After competitions at other schools, he had to make more trips to bring two trailer loads of equipment and fields back to Masuk.
“I’ve been doing that for five years,” McDonough said.
Now that other schools can borrow the second trailer to bring the fields to competitions, he is only responsible for Masuk’s equipment. McDonough said it saves him significant time on the road.
Working on robots
In a classroom at Masuk, Anthony Giordano, Bhutan Hospet and Michael Pietro, three Jockey Hollow Middle School eighth graders on team number 8878A, worked on their robot.
“We’re making additions to it,” Hospet said, pointing to a part on one end of the robot, he added, “when we raised this up, it tended to tip over, so we’re trying to fix that.”
“It’s a lot of challenge-based thinking, so you have to solve a lot of problems,” Giordano said, “and there’s a lot of teamwork.”
At another cluster of desks, Jockey Hollow seventh grader Mackenzie Hanson transcribed notes by hand from a Google.doc to a notebook her team will use at the competition.
“It talks about what we’ve done in a work session and the problems we faced and overcame,” Hanson explained.

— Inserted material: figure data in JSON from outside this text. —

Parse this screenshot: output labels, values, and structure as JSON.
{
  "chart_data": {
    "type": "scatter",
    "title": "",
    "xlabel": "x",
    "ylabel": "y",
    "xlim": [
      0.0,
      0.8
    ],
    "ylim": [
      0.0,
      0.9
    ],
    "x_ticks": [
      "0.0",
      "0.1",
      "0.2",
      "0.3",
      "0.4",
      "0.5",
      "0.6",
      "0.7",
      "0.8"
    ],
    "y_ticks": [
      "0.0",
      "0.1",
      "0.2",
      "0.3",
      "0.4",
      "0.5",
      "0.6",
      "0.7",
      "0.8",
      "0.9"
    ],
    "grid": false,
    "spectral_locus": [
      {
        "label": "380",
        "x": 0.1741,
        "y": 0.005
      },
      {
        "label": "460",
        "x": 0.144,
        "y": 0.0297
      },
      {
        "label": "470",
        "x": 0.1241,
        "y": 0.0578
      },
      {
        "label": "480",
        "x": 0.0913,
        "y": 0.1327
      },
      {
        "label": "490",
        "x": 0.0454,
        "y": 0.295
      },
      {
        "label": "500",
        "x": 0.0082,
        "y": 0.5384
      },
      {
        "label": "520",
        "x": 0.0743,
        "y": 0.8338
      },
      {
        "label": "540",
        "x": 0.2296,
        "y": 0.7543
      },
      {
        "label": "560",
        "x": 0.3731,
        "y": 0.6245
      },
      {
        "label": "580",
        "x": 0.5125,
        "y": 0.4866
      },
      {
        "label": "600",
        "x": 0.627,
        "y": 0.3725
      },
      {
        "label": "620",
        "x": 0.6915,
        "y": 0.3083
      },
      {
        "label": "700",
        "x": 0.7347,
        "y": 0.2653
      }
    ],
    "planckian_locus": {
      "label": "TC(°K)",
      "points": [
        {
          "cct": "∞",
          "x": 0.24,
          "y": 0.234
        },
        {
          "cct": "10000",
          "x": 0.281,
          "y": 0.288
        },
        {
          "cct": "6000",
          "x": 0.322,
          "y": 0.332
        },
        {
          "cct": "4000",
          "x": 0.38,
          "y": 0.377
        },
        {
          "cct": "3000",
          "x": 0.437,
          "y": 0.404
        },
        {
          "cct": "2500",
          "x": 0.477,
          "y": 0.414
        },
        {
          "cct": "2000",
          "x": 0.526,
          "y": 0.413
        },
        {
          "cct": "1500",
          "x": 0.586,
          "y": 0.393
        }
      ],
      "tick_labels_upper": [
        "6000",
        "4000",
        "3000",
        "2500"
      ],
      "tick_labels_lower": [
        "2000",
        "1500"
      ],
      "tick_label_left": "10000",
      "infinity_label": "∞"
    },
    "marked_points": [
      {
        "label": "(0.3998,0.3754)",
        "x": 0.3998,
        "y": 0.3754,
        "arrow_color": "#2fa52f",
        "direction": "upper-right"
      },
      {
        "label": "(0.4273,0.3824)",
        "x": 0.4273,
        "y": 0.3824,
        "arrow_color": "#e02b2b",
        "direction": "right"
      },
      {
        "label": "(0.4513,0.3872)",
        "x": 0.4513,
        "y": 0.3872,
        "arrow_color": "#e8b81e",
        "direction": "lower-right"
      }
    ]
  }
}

The team, number 8878B, is nicknamed DisneyVexD
Beside her, fellow seventh grader Grace Lein and eighth grader Bryan Giordano worked on the robot. Shivani Anand, a seventh grader, used a computer to type more notes into the Google.doc.
“I like the part where we get to work with our teams to collaborate on things,” Lein said, “and I think the matches are really exciting.”
Masuk senior, Nick DeMayo, worked on a robot with junior, Josh Correll. DeMayo has been participating in robotics for six years and Correll is in his third.
“It’s neat to see what you can create and what other people can do to achieve the same objective,” DeMayo said, “and the competition part is nice. You get to see the payoff of your work.”
As students move up through the robotics program, DeMayo said the robots become more complex, making it harder to troubleshoot problems. “But there are little tricks you learn and you can troubleshoot easier,” he said.
“There’s definitely a level of confidence with it, but you cannot have an ego because you might have the world champs next to you,” DeMayo continued. “You never know what they will pull out of their back pocket.”
Correll and DeMayo were working on their robot’s sensors to give the programmer more control of it.
“We qualified in our first competition for the regional competition, so we don’t have to worry about all the changes to our robot,” DeMayo said. “We can experiment a little, trying new strategies and mechanisms with less repercussions.”